Now, he clung in motionless silence to the shadows of the overgrowth, his burning amberish eyes piercing the night as if it did not exist. He watched the girl's approach and knew her from the night before. There was youth and vivacious beauty in her movements, his inimitable instincts told him. Earlier, he had stalked the house not a half-block away of the brute-man who had so cruelly killed his mate. Then, he had intuitively moved toward this overgrown excavation where a human's shelter had once been started and not completed. Only the pit where the cellar had been dug, its stone foundation laid and nearly hidden beneath scrub brush, remained. There, he waited, a mysterious and indefinable power advising him of the oncoming girl and her relationship to the man and the town he had sworn his animal vengeance against.
… Sometimes, maybe too often, when she was alone and uneasy in the darkness, Annie thought of her parents and that fateful night they had the accident on the way to San Diego. It was futile, even foolish, she knew; they were very gone… long ago… and now there was only Uncle Link, but she couldn't help thinking about them sometimes.
Well… she did love her uncle. He'd been good to her; besides, he was her mother's brother and only living relative.
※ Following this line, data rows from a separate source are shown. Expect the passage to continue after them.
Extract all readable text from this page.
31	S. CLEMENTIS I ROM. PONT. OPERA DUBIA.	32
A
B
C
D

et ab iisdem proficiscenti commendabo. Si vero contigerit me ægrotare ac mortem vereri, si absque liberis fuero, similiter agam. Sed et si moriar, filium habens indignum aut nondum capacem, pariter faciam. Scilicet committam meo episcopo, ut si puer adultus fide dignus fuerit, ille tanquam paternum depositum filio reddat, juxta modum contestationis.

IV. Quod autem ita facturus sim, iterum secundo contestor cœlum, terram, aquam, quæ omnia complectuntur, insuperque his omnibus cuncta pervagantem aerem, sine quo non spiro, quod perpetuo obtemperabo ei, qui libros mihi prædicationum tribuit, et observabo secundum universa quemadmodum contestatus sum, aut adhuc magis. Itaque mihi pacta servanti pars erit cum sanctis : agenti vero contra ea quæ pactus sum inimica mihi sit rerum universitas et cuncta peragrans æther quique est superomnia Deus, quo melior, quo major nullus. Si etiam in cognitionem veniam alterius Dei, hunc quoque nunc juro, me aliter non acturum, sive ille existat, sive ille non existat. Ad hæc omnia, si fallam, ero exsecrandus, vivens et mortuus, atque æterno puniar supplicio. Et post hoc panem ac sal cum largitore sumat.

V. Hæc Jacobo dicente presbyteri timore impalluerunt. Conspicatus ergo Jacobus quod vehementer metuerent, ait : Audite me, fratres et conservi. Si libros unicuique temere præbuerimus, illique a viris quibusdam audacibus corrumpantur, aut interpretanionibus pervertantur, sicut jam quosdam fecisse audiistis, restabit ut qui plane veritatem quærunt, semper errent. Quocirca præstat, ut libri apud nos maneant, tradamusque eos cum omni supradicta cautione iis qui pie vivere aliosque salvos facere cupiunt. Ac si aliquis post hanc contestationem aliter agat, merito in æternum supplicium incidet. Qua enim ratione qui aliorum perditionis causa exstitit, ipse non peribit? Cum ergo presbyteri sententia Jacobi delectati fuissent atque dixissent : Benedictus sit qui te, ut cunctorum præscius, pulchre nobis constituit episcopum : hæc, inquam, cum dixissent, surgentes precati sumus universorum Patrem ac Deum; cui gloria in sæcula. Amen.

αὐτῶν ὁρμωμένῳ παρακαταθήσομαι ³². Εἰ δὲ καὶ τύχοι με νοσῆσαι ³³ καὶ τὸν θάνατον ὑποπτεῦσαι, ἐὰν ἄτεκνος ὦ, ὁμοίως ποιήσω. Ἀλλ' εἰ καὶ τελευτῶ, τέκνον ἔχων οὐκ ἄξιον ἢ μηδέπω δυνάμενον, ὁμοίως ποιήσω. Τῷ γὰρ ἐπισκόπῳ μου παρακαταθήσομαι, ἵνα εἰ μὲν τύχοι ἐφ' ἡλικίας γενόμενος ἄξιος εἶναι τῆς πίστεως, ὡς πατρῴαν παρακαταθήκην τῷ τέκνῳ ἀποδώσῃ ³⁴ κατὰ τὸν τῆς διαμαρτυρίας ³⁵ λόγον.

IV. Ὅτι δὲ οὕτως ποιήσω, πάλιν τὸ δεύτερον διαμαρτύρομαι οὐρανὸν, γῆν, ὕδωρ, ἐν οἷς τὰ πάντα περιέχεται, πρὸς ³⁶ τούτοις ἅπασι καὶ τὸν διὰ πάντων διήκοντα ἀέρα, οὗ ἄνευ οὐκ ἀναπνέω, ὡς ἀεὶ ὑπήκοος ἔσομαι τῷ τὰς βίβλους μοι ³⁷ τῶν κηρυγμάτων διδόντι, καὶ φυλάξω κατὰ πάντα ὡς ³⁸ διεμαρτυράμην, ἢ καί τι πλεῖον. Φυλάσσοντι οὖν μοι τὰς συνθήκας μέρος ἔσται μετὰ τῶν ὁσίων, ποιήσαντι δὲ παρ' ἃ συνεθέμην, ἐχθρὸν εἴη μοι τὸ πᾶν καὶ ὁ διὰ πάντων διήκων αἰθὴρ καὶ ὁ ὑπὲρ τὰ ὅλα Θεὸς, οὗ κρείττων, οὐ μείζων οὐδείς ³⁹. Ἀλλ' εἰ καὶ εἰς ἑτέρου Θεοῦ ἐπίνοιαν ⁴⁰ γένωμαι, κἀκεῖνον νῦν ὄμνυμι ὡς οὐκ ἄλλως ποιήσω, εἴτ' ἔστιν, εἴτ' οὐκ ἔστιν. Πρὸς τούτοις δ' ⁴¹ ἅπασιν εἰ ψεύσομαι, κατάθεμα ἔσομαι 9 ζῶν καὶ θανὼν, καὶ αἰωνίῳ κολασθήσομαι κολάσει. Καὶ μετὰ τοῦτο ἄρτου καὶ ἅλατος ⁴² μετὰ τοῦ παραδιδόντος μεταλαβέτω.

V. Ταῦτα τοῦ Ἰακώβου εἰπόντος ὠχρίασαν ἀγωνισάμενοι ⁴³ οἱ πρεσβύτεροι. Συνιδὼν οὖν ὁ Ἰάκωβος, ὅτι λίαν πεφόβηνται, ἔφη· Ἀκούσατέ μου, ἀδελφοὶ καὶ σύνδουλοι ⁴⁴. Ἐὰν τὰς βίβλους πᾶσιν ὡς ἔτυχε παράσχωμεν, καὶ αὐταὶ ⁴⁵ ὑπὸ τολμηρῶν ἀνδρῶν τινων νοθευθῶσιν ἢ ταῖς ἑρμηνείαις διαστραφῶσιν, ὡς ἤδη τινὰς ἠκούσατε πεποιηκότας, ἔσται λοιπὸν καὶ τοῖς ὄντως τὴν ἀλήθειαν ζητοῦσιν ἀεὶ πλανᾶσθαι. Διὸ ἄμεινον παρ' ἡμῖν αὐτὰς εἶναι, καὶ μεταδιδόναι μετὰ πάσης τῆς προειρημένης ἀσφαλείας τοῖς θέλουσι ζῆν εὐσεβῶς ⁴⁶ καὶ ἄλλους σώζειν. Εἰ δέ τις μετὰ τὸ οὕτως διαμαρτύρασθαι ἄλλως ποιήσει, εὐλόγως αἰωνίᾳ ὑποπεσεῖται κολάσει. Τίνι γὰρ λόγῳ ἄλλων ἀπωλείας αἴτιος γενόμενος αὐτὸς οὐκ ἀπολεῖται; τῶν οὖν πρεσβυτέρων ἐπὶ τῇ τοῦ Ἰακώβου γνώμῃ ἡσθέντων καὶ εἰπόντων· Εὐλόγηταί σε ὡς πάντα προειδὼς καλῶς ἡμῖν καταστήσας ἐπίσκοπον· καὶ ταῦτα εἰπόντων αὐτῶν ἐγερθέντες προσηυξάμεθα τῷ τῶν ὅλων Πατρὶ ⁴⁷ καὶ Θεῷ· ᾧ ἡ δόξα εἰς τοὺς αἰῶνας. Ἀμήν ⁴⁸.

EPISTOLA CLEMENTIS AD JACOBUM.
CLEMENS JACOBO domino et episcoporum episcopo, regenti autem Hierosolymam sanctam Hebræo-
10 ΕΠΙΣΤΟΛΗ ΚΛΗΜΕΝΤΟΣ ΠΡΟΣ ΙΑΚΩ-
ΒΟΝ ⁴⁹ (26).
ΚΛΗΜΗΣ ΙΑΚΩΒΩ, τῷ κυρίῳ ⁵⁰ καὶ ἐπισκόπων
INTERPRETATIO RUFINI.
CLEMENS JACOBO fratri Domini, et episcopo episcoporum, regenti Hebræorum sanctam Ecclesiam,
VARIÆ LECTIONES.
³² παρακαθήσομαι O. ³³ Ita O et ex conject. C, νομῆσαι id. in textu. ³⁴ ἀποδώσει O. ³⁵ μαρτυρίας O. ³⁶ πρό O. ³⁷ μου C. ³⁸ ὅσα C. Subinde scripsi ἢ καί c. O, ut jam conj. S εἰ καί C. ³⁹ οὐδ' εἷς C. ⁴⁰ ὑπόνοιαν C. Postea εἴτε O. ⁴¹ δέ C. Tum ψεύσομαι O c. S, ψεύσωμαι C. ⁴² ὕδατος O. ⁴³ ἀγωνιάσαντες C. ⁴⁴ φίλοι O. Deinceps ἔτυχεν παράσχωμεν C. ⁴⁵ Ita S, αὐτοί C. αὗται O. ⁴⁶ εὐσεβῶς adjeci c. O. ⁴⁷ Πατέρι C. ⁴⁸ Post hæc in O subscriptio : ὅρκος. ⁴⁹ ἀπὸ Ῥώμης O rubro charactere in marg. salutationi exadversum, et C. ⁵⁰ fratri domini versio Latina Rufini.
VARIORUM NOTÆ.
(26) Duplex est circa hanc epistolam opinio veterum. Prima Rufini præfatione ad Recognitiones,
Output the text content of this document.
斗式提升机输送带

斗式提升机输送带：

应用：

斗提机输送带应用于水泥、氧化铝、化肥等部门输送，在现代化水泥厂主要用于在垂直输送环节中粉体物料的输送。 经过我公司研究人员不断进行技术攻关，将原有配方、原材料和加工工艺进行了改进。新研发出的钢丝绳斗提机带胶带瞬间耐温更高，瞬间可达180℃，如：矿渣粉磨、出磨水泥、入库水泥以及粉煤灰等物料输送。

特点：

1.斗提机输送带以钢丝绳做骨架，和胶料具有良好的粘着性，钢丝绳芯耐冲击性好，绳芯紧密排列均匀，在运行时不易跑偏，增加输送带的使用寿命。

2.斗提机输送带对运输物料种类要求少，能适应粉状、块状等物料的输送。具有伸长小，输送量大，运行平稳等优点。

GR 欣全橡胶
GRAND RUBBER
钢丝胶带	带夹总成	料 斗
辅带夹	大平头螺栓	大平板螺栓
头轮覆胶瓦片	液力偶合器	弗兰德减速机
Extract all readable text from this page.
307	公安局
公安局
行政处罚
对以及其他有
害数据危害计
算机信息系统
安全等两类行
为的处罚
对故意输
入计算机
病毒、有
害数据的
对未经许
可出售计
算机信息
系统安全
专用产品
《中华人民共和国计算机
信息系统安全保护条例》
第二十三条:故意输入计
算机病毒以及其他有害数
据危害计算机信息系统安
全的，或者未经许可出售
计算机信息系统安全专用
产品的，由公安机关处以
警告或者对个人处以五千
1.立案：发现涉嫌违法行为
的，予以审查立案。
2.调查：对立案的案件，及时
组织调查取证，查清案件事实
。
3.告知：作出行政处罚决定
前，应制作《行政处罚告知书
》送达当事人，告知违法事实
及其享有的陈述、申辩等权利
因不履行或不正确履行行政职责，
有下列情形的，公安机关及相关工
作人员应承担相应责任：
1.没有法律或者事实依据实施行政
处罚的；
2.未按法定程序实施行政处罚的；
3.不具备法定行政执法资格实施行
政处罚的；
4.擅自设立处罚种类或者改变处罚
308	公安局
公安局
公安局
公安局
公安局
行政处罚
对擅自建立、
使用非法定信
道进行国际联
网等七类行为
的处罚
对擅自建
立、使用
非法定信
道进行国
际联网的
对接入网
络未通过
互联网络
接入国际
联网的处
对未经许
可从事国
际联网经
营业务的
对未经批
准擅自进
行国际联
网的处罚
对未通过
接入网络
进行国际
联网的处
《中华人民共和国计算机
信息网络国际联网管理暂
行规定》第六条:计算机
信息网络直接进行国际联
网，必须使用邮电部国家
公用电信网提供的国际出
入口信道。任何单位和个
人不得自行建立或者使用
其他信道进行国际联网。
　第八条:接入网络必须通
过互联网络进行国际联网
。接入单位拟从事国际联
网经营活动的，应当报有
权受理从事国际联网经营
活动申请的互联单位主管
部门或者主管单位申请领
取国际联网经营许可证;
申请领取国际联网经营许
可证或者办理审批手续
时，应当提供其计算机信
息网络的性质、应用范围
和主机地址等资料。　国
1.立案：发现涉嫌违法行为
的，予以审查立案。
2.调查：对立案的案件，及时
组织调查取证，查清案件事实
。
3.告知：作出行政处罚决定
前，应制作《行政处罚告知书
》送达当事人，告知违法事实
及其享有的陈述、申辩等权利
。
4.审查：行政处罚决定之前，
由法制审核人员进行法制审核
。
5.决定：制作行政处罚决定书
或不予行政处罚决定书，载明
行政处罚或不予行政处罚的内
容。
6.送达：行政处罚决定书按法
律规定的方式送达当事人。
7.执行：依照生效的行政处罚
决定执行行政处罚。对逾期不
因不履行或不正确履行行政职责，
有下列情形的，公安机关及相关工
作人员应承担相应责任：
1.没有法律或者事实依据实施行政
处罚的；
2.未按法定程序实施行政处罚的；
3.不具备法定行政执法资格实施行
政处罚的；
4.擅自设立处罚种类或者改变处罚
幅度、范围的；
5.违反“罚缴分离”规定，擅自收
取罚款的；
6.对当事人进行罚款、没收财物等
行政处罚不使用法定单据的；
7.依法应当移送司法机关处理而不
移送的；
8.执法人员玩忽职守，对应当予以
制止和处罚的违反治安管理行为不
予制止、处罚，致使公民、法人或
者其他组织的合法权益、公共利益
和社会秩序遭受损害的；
But… but the way he'd begun to look at her lately, too often in fact, especially when he'd been drinking, which was every night… His eyes… the gleam in them, and the twist to his mouth… God, it frightened her. It was those times that she was glad that Nell Carter was in the house. Perhaps, she was being silly… after all, he was the town's Chief of Police, and certainly he'd never made even one out of the way advance toward her in the six years she'd lived with him. Really, it was unfair of her to harbor such feelings. He had enough enemies in the valley as it was without her adding her name to their list.